Hubbel centrality
Hubbell centrality
is a generalization of Leontief’s input-output model for economic systems [2]. The centrality \( c_{\text{Hubbell}}(i) \) of node \( i \) depends on its exogenous contribution \( e_i \) (self-contribution), the status of its neighbors, and the strength with which those neighbors influence node \(i\). It is formally defined as
\begin{equation*}
c_{Hubbel}(i) = e_i + \sum_{j=1}^N{w_{ij} \cdot c_{Hubbel}(j)},
\end{equation*}
or, equivalently
\begin{equation*}
c_{Hubbel} = (I - W)^{-1} \cdot E,
\end{equation*}
where \(I\) is an \(N \times N\) identity matrix, \(E = (e_1, \ldots, e_N)^{T}\) is an \(N \times 1\) vector representing the exogenous contributions (or self-contributions) and \(W\) is an \(N \times N\) weight matrix capturing the influence among nodes.
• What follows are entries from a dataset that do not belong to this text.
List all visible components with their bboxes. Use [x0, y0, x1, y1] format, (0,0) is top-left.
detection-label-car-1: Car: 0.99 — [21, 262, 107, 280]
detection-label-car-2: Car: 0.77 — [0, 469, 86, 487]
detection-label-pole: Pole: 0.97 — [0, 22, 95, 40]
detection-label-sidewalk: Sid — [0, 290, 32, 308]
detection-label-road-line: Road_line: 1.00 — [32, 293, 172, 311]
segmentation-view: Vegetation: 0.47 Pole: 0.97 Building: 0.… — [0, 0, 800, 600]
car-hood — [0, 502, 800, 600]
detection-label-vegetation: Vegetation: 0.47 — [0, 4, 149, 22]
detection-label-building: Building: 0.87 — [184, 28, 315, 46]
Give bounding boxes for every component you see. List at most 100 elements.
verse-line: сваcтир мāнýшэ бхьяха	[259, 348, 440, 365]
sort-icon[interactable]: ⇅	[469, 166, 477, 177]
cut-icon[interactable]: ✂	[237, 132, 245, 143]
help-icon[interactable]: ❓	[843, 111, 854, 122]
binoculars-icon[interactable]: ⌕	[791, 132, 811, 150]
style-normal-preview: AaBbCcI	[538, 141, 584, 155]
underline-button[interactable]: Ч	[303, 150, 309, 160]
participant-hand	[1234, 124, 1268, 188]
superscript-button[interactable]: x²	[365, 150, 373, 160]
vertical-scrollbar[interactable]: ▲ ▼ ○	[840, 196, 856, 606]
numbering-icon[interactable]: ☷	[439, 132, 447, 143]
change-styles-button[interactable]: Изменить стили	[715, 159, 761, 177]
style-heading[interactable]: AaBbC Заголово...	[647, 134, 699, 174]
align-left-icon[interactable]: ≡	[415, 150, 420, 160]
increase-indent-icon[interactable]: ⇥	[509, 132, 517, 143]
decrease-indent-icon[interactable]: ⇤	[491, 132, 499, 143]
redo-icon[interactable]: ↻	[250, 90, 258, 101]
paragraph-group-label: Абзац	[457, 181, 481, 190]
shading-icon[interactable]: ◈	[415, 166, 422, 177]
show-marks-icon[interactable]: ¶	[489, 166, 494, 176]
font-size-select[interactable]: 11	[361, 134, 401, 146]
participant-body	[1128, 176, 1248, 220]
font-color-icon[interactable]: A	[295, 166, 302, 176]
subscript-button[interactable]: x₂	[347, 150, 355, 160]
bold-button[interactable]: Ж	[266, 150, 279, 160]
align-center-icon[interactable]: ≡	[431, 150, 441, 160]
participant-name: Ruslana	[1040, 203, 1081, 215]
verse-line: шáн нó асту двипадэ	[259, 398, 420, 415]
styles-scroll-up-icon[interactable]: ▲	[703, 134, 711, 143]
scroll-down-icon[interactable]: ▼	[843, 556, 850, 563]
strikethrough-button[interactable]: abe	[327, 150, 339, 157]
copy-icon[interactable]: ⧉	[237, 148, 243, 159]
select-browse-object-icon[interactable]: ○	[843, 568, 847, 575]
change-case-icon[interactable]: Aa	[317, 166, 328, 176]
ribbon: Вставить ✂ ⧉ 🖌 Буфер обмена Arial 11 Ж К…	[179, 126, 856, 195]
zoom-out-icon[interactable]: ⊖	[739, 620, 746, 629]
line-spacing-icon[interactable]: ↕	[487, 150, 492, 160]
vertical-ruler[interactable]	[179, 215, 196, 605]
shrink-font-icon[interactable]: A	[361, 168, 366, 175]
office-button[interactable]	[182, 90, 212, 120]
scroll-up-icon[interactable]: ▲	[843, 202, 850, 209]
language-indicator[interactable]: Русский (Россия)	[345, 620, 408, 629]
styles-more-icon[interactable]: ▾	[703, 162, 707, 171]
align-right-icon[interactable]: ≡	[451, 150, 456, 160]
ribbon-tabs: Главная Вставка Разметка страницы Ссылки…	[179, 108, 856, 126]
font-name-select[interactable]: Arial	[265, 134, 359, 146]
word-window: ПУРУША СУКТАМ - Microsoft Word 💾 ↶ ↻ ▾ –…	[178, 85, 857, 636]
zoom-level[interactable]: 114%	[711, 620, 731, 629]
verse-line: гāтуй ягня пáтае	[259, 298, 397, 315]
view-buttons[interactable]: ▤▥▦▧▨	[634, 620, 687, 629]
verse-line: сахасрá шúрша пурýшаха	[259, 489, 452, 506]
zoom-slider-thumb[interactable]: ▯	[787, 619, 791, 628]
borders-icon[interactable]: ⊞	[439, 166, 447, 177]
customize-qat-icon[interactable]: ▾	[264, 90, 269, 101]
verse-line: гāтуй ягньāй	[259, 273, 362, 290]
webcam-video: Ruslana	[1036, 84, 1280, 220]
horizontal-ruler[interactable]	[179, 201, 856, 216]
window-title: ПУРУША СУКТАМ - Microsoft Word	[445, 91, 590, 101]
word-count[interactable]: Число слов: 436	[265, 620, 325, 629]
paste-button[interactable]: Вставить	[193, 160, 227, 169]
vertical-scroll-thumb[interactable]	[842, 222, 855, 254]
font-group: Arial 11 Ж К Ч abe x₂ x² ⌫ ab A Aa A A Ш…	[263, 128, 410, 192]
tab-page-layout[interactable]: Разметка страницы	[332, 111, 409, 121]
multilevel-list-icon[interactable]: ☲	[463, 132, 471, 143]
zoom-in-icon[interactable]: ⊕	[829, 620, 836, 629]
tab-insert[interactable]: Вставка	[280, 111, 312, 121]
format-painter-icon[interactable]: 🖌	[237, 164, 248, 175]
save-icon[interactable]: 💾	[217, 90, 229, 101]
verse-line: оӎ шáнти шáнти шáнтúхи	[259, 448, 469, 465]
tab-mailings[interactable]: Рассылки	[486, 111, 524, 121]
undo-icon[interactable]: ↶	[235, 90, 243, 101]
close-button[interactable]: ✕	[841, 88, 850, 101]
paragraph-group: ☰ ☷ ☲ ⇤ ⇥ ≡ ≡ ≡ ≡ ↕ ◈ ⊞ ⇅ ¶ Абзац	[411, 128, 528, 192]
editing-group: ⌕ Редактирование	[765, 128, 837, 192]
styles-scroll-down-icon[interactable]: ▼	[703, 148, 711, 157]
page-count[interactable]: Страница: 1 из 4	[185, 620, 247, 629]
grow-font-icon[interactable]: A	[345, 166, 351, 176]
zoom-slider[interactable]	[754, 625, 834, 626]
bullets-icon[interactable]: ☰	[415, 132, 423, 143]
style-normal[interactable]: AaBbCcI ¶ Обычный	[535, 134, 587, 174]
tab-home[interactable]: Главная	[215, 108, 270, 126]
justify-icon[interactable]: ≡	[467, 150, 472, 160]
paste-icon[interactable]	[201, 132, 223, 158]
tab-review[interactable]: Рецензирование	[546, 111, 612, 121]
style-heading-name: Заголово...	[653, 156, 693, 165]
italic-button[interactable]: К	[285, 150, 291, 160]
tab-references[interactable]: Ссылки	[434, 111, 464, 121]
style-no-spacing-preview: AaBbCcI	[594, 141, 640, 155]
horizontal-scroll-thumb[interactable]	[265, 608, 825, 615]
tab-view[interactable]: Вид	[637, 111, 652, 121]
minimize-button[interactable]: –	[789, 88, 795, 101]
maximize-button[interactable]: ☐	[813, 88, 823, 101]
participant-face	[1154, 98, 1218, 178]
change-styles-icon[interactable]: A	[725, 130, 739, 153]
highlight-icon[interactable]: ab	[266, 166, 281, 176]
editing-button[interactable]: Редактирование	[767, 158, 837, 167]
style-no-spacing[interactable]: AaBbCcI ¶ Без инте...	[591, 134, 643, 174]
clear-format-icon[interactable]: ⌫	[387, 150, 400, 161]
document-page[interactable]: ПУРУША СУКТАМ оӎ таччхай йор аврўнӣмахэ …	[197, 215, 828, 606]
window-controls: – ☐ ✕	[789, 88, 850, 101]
This formulation can be seen as a generalization of the Katz centrality when
\[
e_i = β, \quad \forall i = 1, \ldots, N,
\quad \text{and} \quad
W = α A,
\]
where \(A\) is the adjacency matrix of the network, \(α\) is an attenuation (scaling) factor and \( β \) is a constant exogenous input. However, unlike Katz centrality, Hubbell [2] does not assume that \(W = α A\). Instead, the rows of the weight matrix \(W\) are normalized so that the total influence on each node does not exceed one:
\[
\sum_{j=1}^{N} w_{ij} \leq 1, \quad \forall i \in \mathcal{N}.
\]
As an example, \(W\) can be constructed by normalizing each row through division by \(N-1\), which ensures that the total influence each node receives from its neighbours is proportionally scaled across the network.